Structural features of recombinant MMADHC isoforms and their interactions with MMACHC, proteins of mammalian vitamin B12 metabolism.

The genes MMACHC and MMADHC encode critical proteins involved in the intracellular metabolism of cobalamin. Two clinical features, homocystinuria and methylmalonic aciduria, define inborn errors of these genes. Based on disease phenotypes, MMADHC acts at a branch point for cobalamin delivery, apparently exerting its function through interaction with MMACHC that demonstrates dealkylase and decyanase activities. Here we present biophysical analyses of MMADHC to identify structural features and to further characterize its interaction with MMACHC. Two recombinant tag-less isoforms of MMADHC (MMADHCΔ1-12 and MMADHCΔ1-61) were expressed and purified.
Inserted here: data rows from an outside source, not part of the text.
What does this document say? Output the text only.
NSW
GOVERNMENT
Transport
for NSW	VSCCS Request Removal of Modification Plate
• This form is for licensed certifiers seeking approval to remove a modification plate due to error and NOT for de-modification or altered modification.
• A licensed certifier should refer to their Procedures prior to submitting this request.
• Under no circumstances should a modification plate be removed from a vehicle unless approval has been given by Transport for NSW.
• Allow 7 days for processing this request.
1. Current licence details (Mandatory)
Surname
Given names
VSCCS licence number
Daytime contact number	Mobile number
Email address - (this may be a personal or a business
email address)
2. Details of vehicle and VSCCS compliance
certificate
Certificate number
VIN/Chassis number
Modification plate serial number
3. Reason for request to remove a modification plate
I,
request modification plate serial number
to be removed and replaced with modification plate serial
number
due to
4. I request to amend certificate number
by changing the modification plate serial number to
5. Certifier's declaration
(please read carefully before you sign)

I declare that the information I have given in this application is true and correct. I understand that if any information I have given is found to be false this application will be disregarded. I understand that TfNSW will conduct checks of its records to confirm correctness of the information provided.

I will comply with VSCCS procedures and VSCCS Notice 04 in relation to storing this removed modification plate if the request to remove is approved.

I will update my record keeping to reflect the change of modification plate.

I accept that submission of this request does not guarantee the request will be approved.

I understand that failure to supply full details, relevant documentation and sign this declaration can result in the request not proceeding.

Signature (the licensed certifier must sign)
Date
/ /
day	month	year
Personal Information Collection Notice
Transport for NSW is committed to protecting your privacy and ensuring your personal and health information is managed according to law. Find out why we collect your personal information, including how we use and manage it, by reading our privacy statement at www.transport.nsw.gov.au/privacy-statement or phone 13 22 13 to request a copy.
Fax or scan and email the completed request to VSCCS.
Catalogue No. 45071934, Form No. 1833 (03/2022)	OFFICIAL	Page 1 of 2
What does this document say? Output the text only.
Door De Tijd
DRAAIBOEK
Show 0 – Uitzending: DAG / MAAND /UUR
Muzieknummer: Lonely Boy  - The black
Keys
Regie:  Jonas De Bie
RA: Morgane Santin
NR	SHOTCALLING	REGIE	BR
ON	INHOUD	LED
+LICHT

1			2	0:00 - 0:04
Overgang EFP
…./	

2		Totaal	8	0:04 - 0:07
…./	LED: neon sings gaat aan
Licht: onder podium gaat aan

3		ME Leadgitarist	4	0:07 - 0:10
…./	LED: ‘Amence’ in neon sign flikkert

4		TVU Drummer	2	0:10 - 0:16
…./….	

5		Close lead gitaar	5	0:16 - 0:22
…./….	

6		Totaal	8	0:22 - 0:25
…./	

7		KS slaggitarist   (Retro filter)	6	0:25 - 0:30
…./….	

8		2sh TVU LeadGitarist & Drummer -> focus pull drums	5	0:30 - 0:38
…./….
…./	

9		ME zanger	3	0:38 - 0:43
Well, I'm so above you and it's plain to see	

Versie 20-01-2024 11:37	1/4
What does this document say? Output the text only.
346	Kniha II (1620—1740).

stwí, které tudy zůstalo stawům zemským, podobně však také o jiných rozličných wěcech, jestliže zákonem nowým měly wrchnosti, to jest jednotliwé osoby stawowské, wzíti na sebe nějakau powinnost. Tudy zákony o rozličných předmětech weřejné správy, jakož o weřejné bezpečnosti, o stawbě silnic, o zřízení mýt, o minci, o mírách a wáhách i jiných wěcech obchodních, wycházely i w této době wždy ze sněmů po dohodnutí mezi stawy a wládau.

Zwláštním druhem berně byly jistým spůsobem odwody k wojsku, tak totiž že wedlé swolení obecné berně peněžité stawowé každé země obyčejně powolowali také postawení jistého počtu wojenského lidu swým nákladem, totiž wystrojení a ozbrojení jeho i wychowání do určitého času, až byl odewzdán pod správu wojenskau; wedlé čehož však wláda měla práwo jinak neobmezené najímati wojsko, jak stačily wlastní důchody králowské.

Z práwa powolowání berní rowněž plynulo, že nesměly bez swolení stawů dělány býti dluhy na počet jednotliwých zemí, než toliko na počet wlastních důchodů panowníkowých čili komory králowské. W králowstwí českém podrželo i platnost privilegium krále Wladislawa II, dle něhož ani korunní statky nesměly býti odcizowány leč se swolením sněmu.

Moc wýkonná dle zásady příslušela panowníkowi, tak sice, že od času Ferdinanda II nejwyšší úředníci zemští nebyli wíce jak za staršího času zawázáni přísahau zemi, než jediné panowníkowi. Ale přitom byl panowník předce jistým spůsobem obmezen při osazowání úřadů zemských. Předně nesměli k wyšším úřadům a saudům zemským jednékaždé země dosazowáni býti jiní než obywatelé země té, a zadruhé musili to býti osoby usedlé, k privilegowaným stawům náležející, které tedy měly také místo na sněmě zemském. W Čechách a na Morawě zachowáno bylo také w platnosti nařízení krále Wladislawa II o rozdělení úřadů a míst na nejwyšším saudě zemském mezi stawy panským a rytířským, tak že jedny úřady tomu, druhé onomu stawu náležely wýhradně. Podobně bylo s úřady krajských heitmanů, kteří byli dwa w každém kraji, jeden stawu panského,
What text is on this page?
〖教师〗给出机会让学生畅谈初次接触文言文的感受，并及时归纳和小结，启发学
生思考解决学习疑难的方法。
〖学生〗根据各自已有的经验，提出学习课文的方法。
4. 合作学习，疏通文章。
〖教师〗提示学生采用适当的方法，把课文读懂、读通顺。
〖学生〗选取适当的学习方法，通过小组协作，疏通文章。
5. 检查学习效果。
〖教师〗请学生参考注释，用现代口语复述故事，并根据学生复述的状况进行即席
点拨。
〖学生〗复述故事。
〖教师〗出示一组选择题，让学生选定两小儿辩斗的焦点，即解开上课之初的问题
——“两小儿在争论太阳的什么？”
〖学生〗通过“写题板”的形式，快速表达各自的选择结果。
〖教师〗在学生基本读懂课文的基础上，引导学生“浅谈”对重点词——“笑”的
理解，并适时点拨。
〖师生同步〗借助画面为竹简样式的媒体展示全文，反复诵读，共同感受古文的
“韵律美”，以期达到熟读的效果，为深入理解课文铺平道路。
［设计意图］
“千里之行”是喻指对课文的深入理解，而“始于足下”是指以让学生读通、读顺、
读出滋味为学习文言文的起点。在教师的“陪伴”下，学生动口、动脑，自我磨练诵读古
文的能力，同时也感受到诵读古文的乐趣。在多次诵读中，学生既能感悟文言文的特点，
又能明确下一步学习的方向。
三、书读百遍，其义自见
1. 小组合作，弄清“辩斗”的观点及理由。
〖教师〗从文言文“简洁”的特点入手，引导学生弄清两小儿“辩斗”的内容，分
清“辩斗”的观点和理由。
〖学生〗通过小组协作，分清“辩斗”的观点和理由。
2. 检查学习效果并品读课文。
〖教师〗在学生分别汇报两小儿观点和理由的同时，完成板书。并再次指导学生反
Full length MMACHC and full length MMADHC were detected in whole cell lysates of human cells; by Western blotting, their molecular masses corresponded to purified recombinant proteins. By clear-native PAGE and by dynamic light scattering, recombinant MMADHCs were stable and monodisperse. Both species were monomeric, adopting extended conformations in solution. Circular dichroism and secondary structure predictions correlated with significant regions of disorder within the N-terminal domain of MMADHC. We found no evidence that MMADHC binds cobalamin. Phage panning against MMADHC predicted four binding regions on MMACHC, two of which overlap with predicted sites on MMACHC at which it may self-associate. Specific, concentration-dependent responses were observed for MMACHC binding to itself and to both MMADHC constructs. As estimated in the sub-micromolar range, the binding of MMACHC to itself was weaker compared to its interaction with either of the MMADHC isoforms. We propose that the function of MMADHC is exerted through its structured C-terminal domain via interactions with MMACHC.